Macron agacé par les demandes pour mettre fin à cet accord

Ces accords ont été déjà été modifiés à trois reprises, vidées au fur et à mesure de mesures très symboliques. L'objectif affiché: tenter de rapprocher le statut des Algériens du droit commun pour les étrangers.

La France peut-elle décider de mettre fin à ces accords entre la France et l'Algérie comme le réclament le RN et la droite? Pour l'instant, Emmanuel Macron a toujours fermé la porte à cette hypothèse.

Le chef de l'État avait fait savoir son agacement en novembre 2023 quand Édouard Philippe avait appelé à la fin de cet accord quelques semaines plus tôt. L'ex-Premier ministre soutenait en effet un projet de résolution de la droite pour mettre fin à ce traité.

"Je n’avais pas compris que la politique étrangère de la France était définie au Parlement", avait ironisé le chef de l'État devant le Conseil des ministres.

Le gouvernement favorable à la renégociation

C'est que toute remise en cause de cet accord doit nécessairement avoir l'aval de l'Élysée. La diplomatie est également le "domaine réservé" du chef de l'État dans les us et coutumes politiques. Rien n'empêche cependant le Parlement de tenter de mettre la pression sur Emmanuel Macron pour tenter d'infléchir sa position.

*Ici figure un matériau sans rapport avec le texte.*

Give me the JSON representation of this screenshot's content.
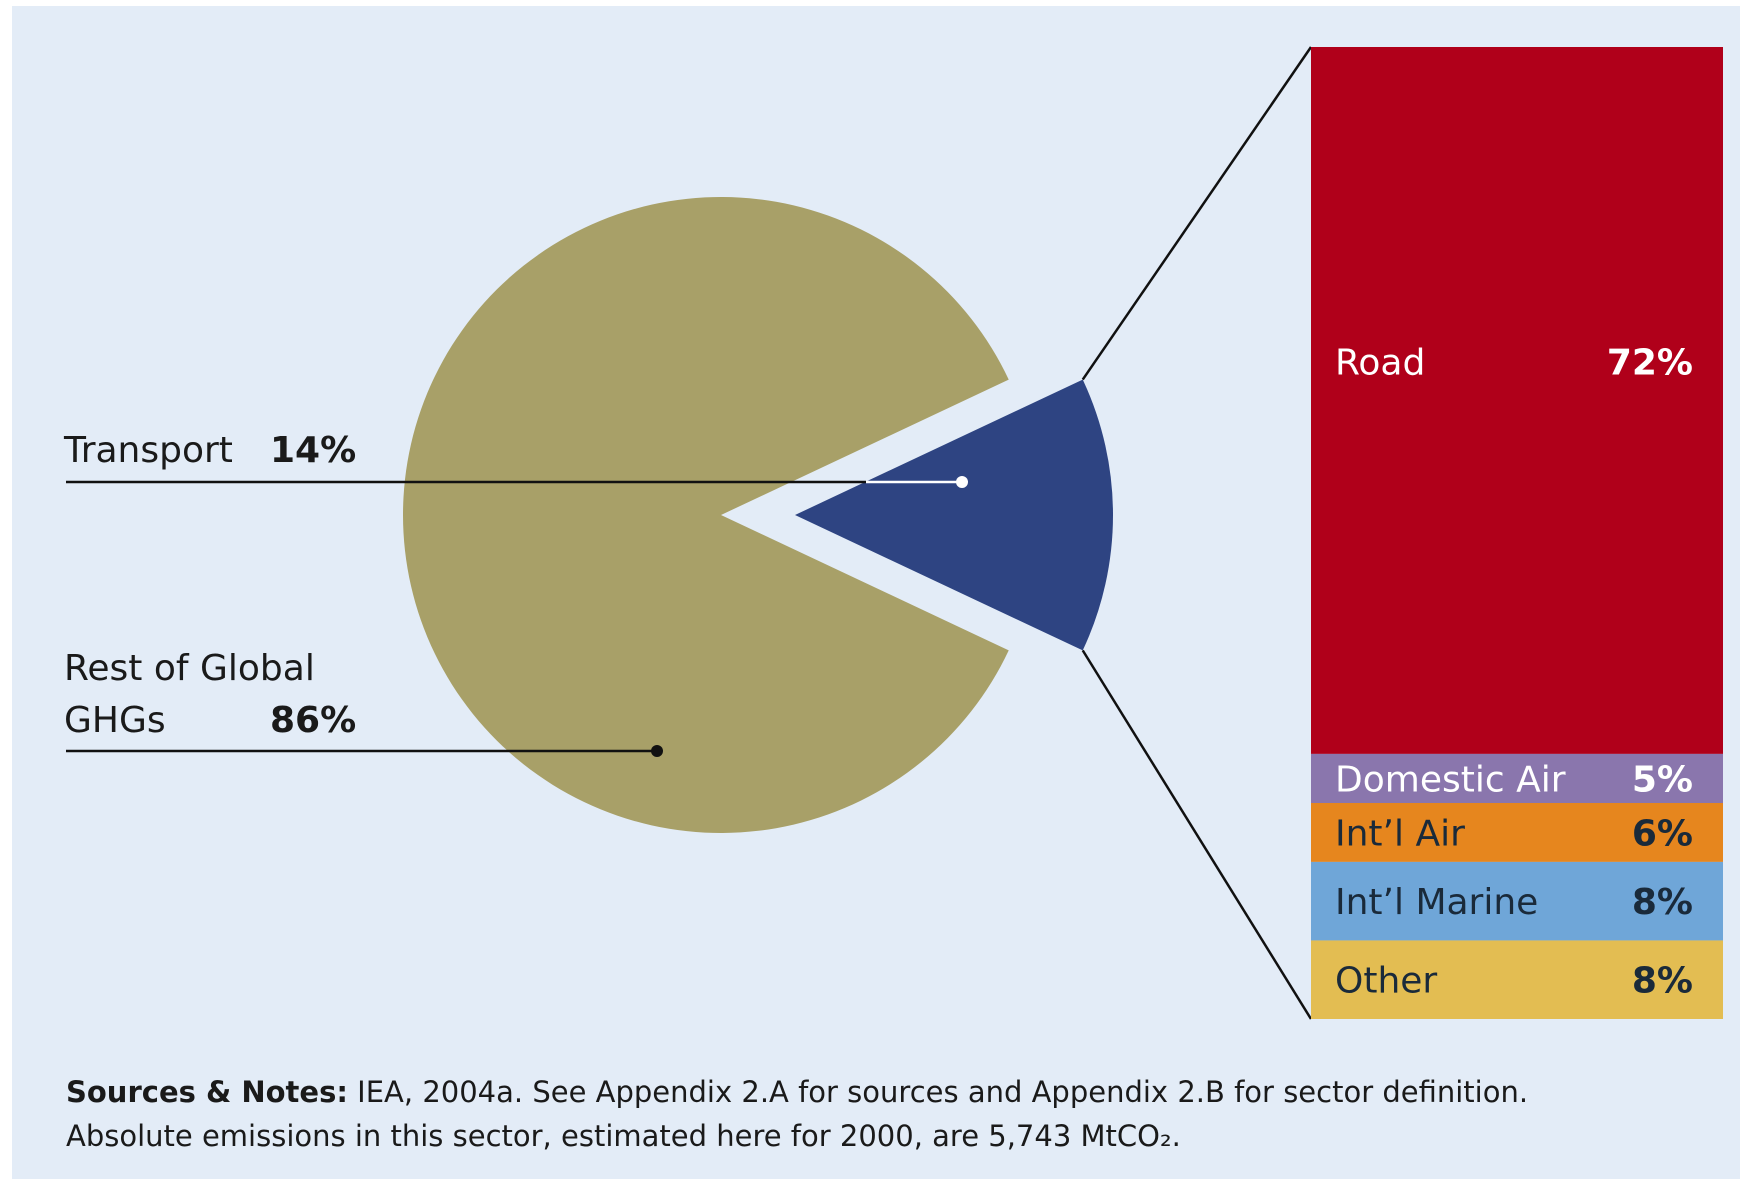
{
  "chart_data": [
    {
      "type": "pie",
      "categories": [
        "Transport",
        "Rest of Global GHGs"
      ],
      "values": [
        14,
        86
      ],
      "value_labels": [
        "14%",
        "86%"
      ],
      "colors": [
        "#2e4482",
        "#a8a068"
      ]
    },
    {
      "type": "stacked_bar",
      "categories": [
        "Road",
        "Domestic Air",
        "Int’l Air",
        "Int’l Marine",
        "Other"
      ],
      "values": [
        72,
        5,
        6,
        8,
        8
      ],
      "value_labels": [
        "72%",
        "5%",
        "6%",
        "8%",
        "8%"
      ],
      "colors": [
        "#b0001a",
        "#8a76ad",
        "#e6861e",
        "#6fa6d8",
        "#e3bd52"
      ],
      "label_colors": [
        "#ffffff",
        "#ffffff",
        "#1a2a3a",
        "#1a2a3a",
        "#1a2a3a"
      ]
    }
  ],
  "notes": {
    "label": "Sources & Notes:",
    "line1": "IEA, 2004a. See Appendix 2.A for sources and Appendix 2.B for sector definition.",
    "line2": "Absolute emissions in this sector, estimated here for 2000, are 5,743 MtCO₂."
  }
}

En décembre 2023, en plein examen du projet de loi immigration à l'Assemblée nationale, le gouvernement avait affirmé, par la voix d’Élisabeth Borne, être ouvert à une renégociation de l’accord mais pas à la fin de son accord.

Il faut dire que sa dénonciation pourrait avoir un effet contre-productif, notamment d’un point de vue migratoire, alors que les pays avaient opéré un rapprochement depuis 2022, après des années de fortes tensions.

Forts liens économiques entre l'Algérie et la France

En cas de disparition de l'accord entre Paris et Alger, le pouvoir algérien pourrait être tenté de mesures de rétorsion. L'Algérie pourrait par exemple réduire considérablement le nombre de laissez-passer consulaires, ce document délivré par le pays d'origine de la personne sous le coup d'une OQTF (obligation de quitter le territoire français) et sans lequel la France ne peut pas l'expulser.

La mesure ferait pour le moins mauvais effet pour Bruno Retailleau qui a fait de cette question son cheval de bataille. Si Emmanuel Macron n'a pas hésité à hausser le ton à l'encontre de l'Algérie lundi dernier devant les ambassadeurs réunis à l'Élysée, concernant notamment l'arrestation de l'écrivain franco-algérien Boualem Sansal, il s'est bien gardé d'évoquer l'accord entre Paris et Alger.

Faut-il y voir des raisons économiques? En dépit de fortes turbulences entre les deux pays après un net réchauffement des relations des dernières années, le commerce entre les deux pays se porte très bien.

En 2023, les échanges commerciaux entre la France ont nettement progressé, notamment sur le front du gaz et du pétrole. En 2023, les exportations algériennes d'hydrocarbure avaient augmenté de 15% sur fond de guerre en Ukraine et de volonté de réduire la dépendance française au gaz russe. Reste à savoir si cette relation commerciale ne va pas être bouleversée par les récentes tensions diplomatiques.